Contrast that with much of the New Testament, where aside from the works of Jesus, most people are not dealing with much out of the ordinary.
It makes one think that many Old Testament stories are in place mainly as footsteps toward a sense of morality and less of an historical absolute. I’m probably going to get hate mail over that remark.
Others have stated the movie is making a mockery of the Bible, that the director is an atheist and that he “bragged” about making the most unbiblical Bible movie.
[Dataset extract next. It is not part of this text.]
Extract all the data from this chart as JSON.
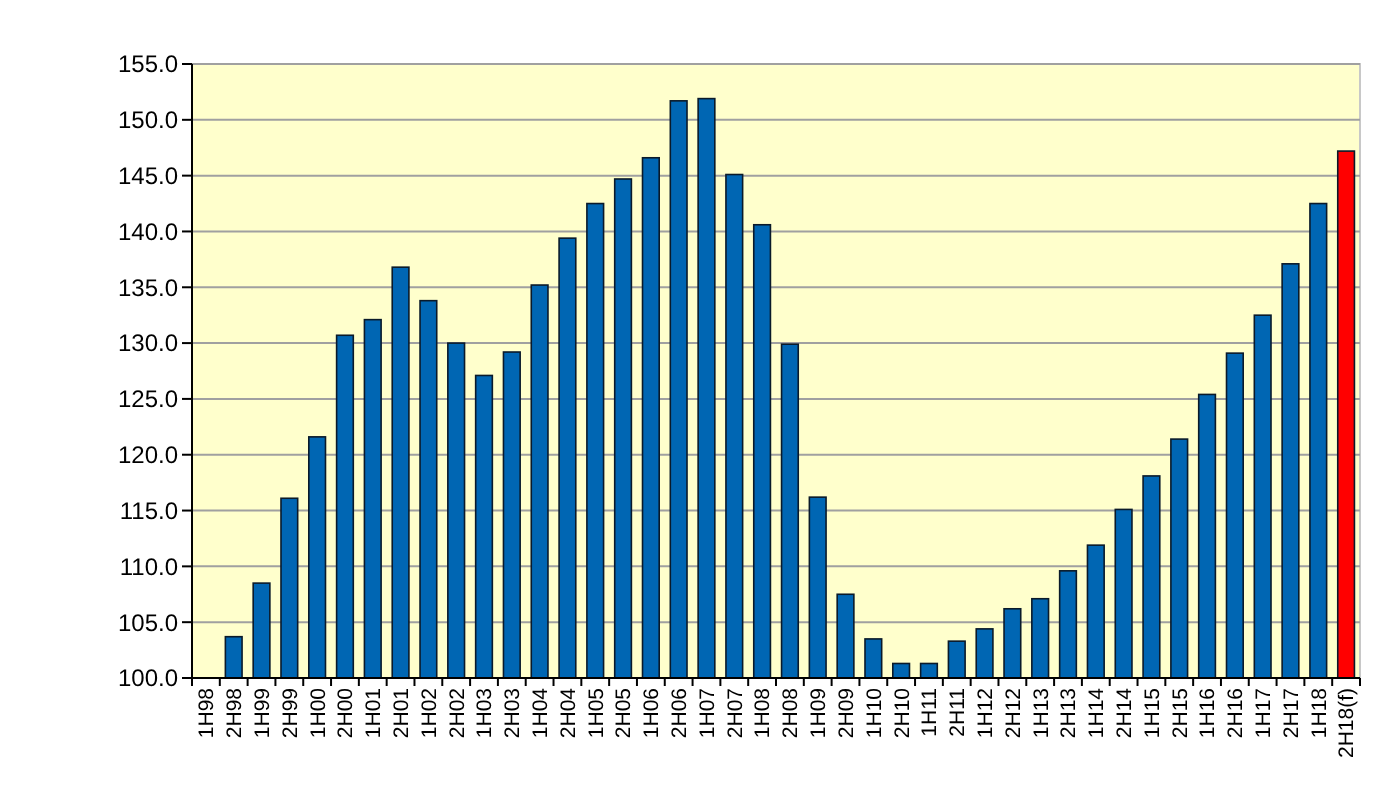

I still can’t find where he actually bragged about it, but I think he may have meant that he wasn’t making “The Robe” or anything where actors put on fake beards and spouted wooden dialogue.
Ultimately, the Noah story is about mercy, and whether anyone is outraged at wandering from the original inspiration should really find something else to be outraged about.
No one spends $125 million to make fun of a religion. Even if the director is an atheist, there is no way he would spend years of his life devoted to telling a story if it didn’t strike at something meaningful in his heart.
So go see it, or don’t go see it. But please, save your outrage for something that truly deserves it ... like the series finale of “How I Met Your Mother.”